Our skin is one of our most vital and fascinating organs. It’s the largest and heaviest organ of the body, extending on average to about 20 square feet. Yet, sometimes, we forget that it also has the ability to provide a ton of information about our internal states, giving us an inside look into our physical and emotional conditions. Recognizing an opportunity for a new way to monitor health, a team of researchers has developed wearable technology with sensors that stick to your skin – similar to that of a Band-Aid. BodyNet is next-generation wearable tech that can be used for both medical and recreational health applications.
But, the key to the success of the tech is all about the placement of the sensors on the body.
"Depending on what a person wants to measure ... like heart rate, the person can skip [putting] sensors on their arm or wrist ... they can just put it on their chest," said Dr. Zhenan Bao, a professor at Stanford University and leader of the BodyNet team.
Without the usual requirement of batteries, wires or electronic chips, Bao and her team have developed a network of sensors that easily stick to skin and monitor physiological signals. In a demonstration of how it works, researchers stuck sensors to the wrists and abdomen of a participant to track their pulse and breathing.
Sensors were also placed on their knees and elbows that allowed researchers to detect when the participant was moving. Radiofrequency identification (RFID) technology was used to transmit signals to the receiver, located on the clothing of the participant. The battery-powered receiver then uploads data from the sensors to a smartphone, computer or other storage system. Researchers can use the data to track subtle physiological signals like, “a flush of embarrassment or a fluttering heart.”
The novel technology is hoped to be leveraged by healthcare professionals to monitor people with sleeping problems and heart conditions. To do so, Bao and her team intend to commercialize the sensors and gain FDA approval over the next few years. In the meantime, the team is working to perfect the sensors by uncovering ways to make the smaller, incorporate the tech with smart clothing and collect additional data like sweat and temperature.
Why This Matters –
The healthcare industry was once known for being behind the curve in terms of innovative solutions.

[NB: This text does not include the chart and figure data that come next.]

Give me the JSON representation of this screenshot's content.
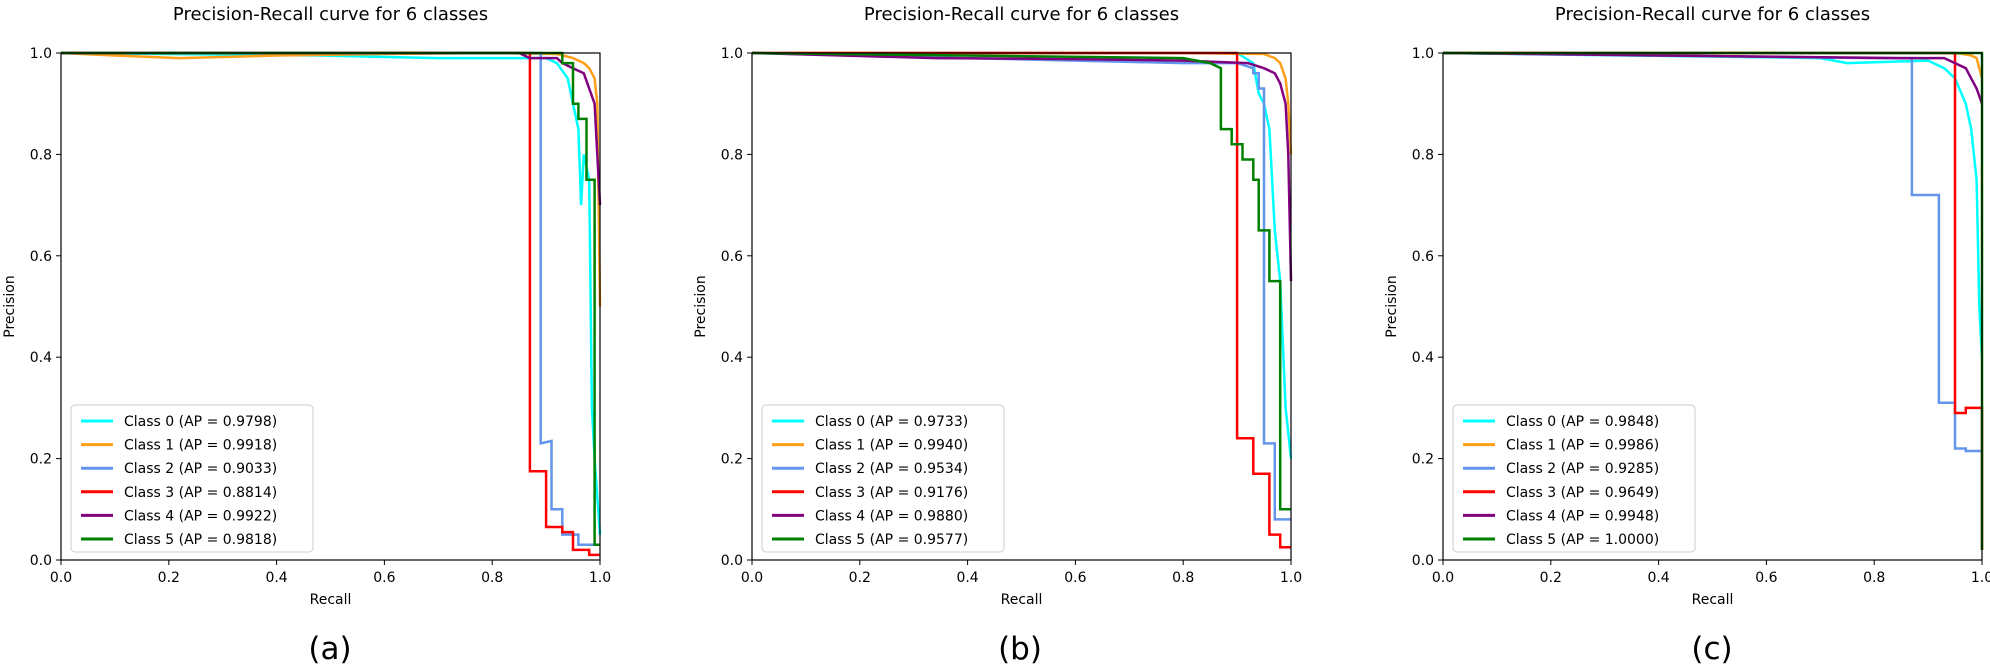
{
  "figure": {
    "captions": [
      "(a)",
      "(b)",
      "(c)"
    ]
  },
  "colors": [
    "#00ffff",
    "#ff9f1a",
    "#6495ed",
    "#ff0000",
    "#800080",
    "#008000"
  ],
  "chart_data": [
    {
      "type": "line",
      "title": "Precision-Recall curve for 6 classes",
      "xlabel": "Recall",
      "ylabel": "Precision",
      "xlim": [
        0.0,
        1.0
      ],
      "ylim": [
        0.0,
        1.0
      ],
      "xticks": [
        "0.0",
        "0.2",
        "0.4",
        "0.6",
        "0.8",
        "1.0"
      ],
      "yticks": [
        "0.0",
        "0.2",
        "0.4",
        "0.6",
        "0.8",
        "1.0"
      ],
      "legend_position": "lower-left",
      "series": [
        {
          "name": "Class 0 (AP = 0.9798)",
          "points": [
            [
              0,
              1.0
            ],
            [
              0.48,
              0.995
            ],
            [
              0.7,
              0.99
            ],
            [
              0.9,
              0.99
            ],
            [
              0.92,
              0.98
            ],
            [
              0.94,
              0.95
            ],
            [
              0.96,
              0.85
            ],
            [
              0.965,
              0.7
            ],
            [
              0.97,
              0.8
            ],
            [
              0.98,
              0.75
            ],
            [
              0.985,
              0.3
            ],
            [
              0.99,
              0.2
            ],
            [
              1.0,
              0.05
            ]
          ]
        },
        {
          "name": "Class 1 (AP = 0.9918)",
          "points": [
            [
              0,
              1.0
            ],
            [
              0.1,
              0.995
            ],
            [
              0.22,
              0.99
            ],
            [
              0.4,
              0.995
            ],
            [
              0.6,
              0.998
            ],
            [
              0.8,
              1.0
            ],
            [
              0.92,
              0.998
            ],
            [
              0.95,
              0.99
            ],
            [
              0.97,
              0.98
            ],
            [
              0.98,
              0.97
            ],
            [
              0.99,
              0.95
            ],
            [
              0.995,
              0.9
            ],
            [
              1.0,
              0.5
            ]
          ]
        },
        {
          "name": "Class 2 (AP = 0.9033)",
          "points": [
            [
              0,
              1.0
            ],
            [
              0.85,
              1.0
            ],
            [
              0.89,
              1.0
            ],
            [
              0.89,
              0.23
            ],
            [
              0.91,
              0.235
            ],
            [
              0.91,
              0.1
            ],
            [
              0.93,
              0.1
            ],
            [
              0.93,
              0.05
            ],
            [
              0.96,
              0.05
            ],
            [
              0.96,
              0.03
            ],
            [
              1.0,
              0.03
            ]
          ]
        },
        {
          "name": "Class 3 (AP = 0.8814)",
          "points": [
            [
              0,
              1.0
            ],
            [
              0.87,
              1.0
            ],
            [
              0.87,
              0.175
            ],
            [
              0.9,
              0.175
            ],
            [
              0.9,
              0.065
            ],
            [
              0.93,
              0.065
            ],
            [
              0.93,
              0.055
            ],
            [
              0.95,
              0.055
            ],
            [
              0.95,
              0.02
            ],
            [
              0.98,
              0.02
            ],
            [
              0.98,
              0.01
            ],
            [
              1.0,
              0.01
            ]
          ]
        },
        {
          "name": "Class 4 (AP = 0.9922)",
          "points": [
            [
              0,
              1.0
            ],
            [
              0.85,
              1.0
            ],
            [
              0.87,
              0.99
            ],
            [
              0.92,
              0.99
            ],
            [
              0.93,
              0.98
            ],
            [
              0.95,
              0.97
            ],
            [
              0.97,
              0.96
            ],
            [
              0.98,
              0.93
            ],
            [
              0.99,
              0.9
            ],
            [
              0.995,
              0.8
            ],
            [
              1.0,
              0.7
            ]
          ]
        },
        {
          "name": "Class 5 (AP = 0.9818)",
          "points": [
            [
              0,
              1.0
            ],
            [
              0.93,
              1.0
            ],
            [
              0.93,
              0.98
            ],
            [
              0.95,
              0.98
            ],
            [
              0.95,
              0.9
            ],
            [
              0.96,
              0.9
            ],
            [
              0.96,
              0.87
            ],
            [
              0.975,
              0.87
            ],
            [
              0.975,
              0.75
            ],
            [
              0.99,
              0.75
            ],
            [
              0.99,
              0.03
            ],
            [
              1.0,
              0.03
            ]
          ]
        }
      ]
    },
    {
      "type": "line",
      "title": "Precision-Recall curve for 6 classes",
      "xlabel": "Recall",
      "ylabel": "Precision",
      "xlim": [
        0.0,
        1.0
      ],
      "ylim": [
        0.0,
        1.0
      ],
      "xticks": [
        "0.0",
        "0.2",
        "0.4",
        "0.6",
        "0.8",
        "1.0"
      ],
      "yticks": [
        "0.0",
        "0.2",
        "0.4",
        "0.6",
        "0.8",
        "1.0"
      ],
      "legend_position": "lower-left",
      "series": [
        {
          "name": "Class 0 (AP = 0.9733)",
          "points": [
            [
              0,
              1.0
            ],
            [
              0.9,
              1.0
            ],
            [
              0.93,
              0.98
            ],
            [
              0.94,
              0.92
            ],
            [
              0.95,
              0.9
            ],
            [
              0.96,
              0.85
            ],
            [
              0.965,
              0.75
            ],
            [
              0.97,
              0.65
            ],
            [
              0.98,
              0.55
            ],
            [
              0.99,
              0.3
            ],
            [
              1.0,
              0.2
            ]
          ]
        },
        {
          "name": "Class 1 (AP = 0.9940)",
          "points": [
            [
              0,
              1.0
            ],
            [
              0.8,
              1.0
            ],
            [
              0.95,
              0.998
            ],
            [
              0.97,
              0.99
            ],
            [
              0.98,
              0.98
            ],
            [
              0.99,
              0.95
            ],
            [
              0.995,
              0.9
            ],
            [
              1.0,
              0.8
            ]
          ]
        },
        {
          "name": "Class 2 (AP = 0.9534)",
          "points": [
            [
              0,
              1.0
            ],
            [
              0.4,
              0.99
            ],
            [
              0.6,
              0.985
            ],
            [
              0.8,
              0.98
            ],
            [
              0.9,
              0.98
            ],
            [
              0.93,
              0.97
            ],
            [
              0.93,
              0.96
            ],
            [
              0.94,
              0.96
            ],
            [
              0.94,
              0.93
            ],
            [
              0.95,
              0.93
            ],
            [
              0.95,
              0.23
            ],
            [
              0.97,
              0.23
            ],
            [
              0.97,
              0.08
            ],
            [
              1.0,
              0.08
            ]
          ]
        },
        {
          "name": "Class 3 (AP = 0.9176)",
          "points": [
            [
              0,
              1.0
            ],
            [
              0.9,
              1.0
            ],
            [
              0.9,
              0.24
            ],
            [
              0.93,
              0.24
            ],
            [
              0.93,
              0.17
            ],
            [
              0.96,
              0.17
            ],
            [
              0.96,
              0.05
            ],
            [
              0.98,
              0.05
            ],
            [
              0.98,
              0.025
            ],
            [
              1.0,
              0.025
            ]
          ]
        },
        {
          "name": "Class 4 (AP = 0.9880)",
          "points": [
            [
              0,
              1.0
            ],
            [
              0.34,
              0.99
            ],
            [
              0.6,
              0.988
            ],
            [
              0.8,
              0.985
            ],
            [
              0.92,
              0.98
            ],
            [
              0.95,
              0.97
            ],
            [
              0.97,
              0.96
            ],
            [
              0.98,
              0.94
            ],
            [
              0.99,
              0.9
            ],
            [
              0.995,
              0.8
            ],
            [
              1.0,
              0.55
            ]
          ]
        },
        {
          "name": "Class 5 (AP = 0.9577)",
          "points": [
            [
              0,
              1.0
            ],
            [
              0.8,
              0.99
            ],
            [
              0.85,
              0.98
            ],
            [
              0.87,
              0.97
            ],
            [
              0.87,
              0.85
            ],
            [
              0.89,
              0.85
            ],
            [
              0.89,
              0.82
            ],
            [
              0.91,
              0.82
            ],
            [
              0.91,
              0.79
            ],
            [
              0.93,
              0.79
            ],
            [
              0.93,
              0.75
            ],
            [
              0.94,
              0.75
            ],
            [
              0.94,
              0.65
            ],
            [
              0.96,
              0.65
            ],
            [
              0.96,
              0.55
            ],
            [
              0.98,
              0.55
            ],
            [
              0.98,
              0.1
            ],
            [
              1.0,
              0.1
            ]
          ]
        }
      ]
    },
    {
      "type": "line",
      "title": "Precision-Recall curve for 6 classes",
      "xlabel": "Recall",
      "ylabel": "Precision",
      "xlim": [
        0.0,
        1.0
      ],
      "ylim": [
        0.0,
        1.0
      ],
      "xticks": [
        "0.0",
        "0.2",
        "0.4",
        "0.6",
        "0.8",
        "1.0"
      ],
      "yticks": [
        "0.0",
        "0.2",
        "0.4",
        "0.6",
        "0.8",
        "1.0"
      ],
      "legend_position": "lower-left",
      "series": [
        {
          "name": "Class 0 (AP = 0.9848)",
          "points": [
            [
              0,
              1.0
            ],
            [
              0.7,
              0.99
            ],
            [
              0.75,
              0.98
            ],
            [
              0.9,
              0.985
            ],
            [
              0.93,
              0.97
            ],
            [
              0.95,
              0.95
            ],
            [
              0.97,
              0.9
            ],
            [
              0.98,
              0.85
            ],
            [
              0.99,
              0.75
            ],
            [
              0.995,
              0.5
            ],
            [
              1.0,
              0.4
            ]
          ]
        },
        {
          "name": "Class 1 (AP = 0.9986)",
          "points": [
            [
              0,
              1.0
            ],
            [
              0.9,
              1.0
            ],
            [
              0.96,
              0.999
            ],
            [
              0.98,
              0.995
            ],
            [
              0.99,
              0.99
            ],
            [
              1.0,
              0.95
            ]
          ]
        },
        {
          "name": "Class 2 (AP = 0.9285)",
          "points": [
            [
              0,
              1.0
            ],
            [
              0.8,
              0.99
            ],
            [
              0.87,
              0.99
            ],
            [
              0.87,
              0.72
            ],
            [
              0.92,
              0.72
            ],
            [
              0.92,
              0.31
            ],
            [
              0.95,
              0.31
            ],
            [
              0.95,
              0.22
            ],
            [
              0.97,
              0.22
            ],
            [
              0.97,
              0.215
            ],
            [
              1.0,
              0.215
            ]
          ]
        },
        {
          "name": "Class 3 (AP = 0.9649)",
          "points": [
            [
              0,
              1.0
            ],
            [
              0.95,
              1.0
            ],
            [
              0.95,
              0.29
            ],
            [
              0.97,
              0.29
            ],
            [
              0.97,
              0.3
            ],
            [
              1.0,
              0.3
            ],
            [
              1.0,
              0.02
            ]
          ]
        },
        {
          "name": "Class 4 (AP = 0.9948)",
          "points": [
            [
              0,
              1.0
            ],
            [
              0.85,
              0.99
            ],
            [
              0.93,
              0.99
            ],
            [
              0.95,
              0.98
            ],
            [
              0.97,
              0.97
            ],
            [
              0.98,
              0.95
            ],
            [
              0.99,
              0.93
            ],
            [
              1.0,
              0.9
            ]
          ]
        },
        {
          "name": "Class 5 (AP = 1.0000)",
          "points": [
            [
              0,
              1.0
            ],
            [
              1.0,
              1.0
            ],
            [
              1.0,
              0.02
            ]
          ]
        }
      ]
    }
  ]
}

Today, however, we’re finding ourselves in the midst of an industry leading change by leveraging new and novel lifesaving technology and incorporating next-level solutions that were once deemed too “out-of-the-box” by brand leaders. It’s making the opportunity greater than ever for companies to go outside of tradition and incorporate tech like BodyNet into their practices.
Wearables in particular have been a new kind of tech changing the way HCPs and researchers track the health of their patients, and even clinical trial participants. From trackers like Fitbit and Apple watches to digital assistants like Amazon’s Alexa and Google Home, the possibility to monitor health-related information from your fingertips has made it easier than ever to reach populations of people you weren’t able to before. The idea that wearables can now track key health data just from the natural movement of a person’s body through a sticker-like device only further showcases where healthcare can go next.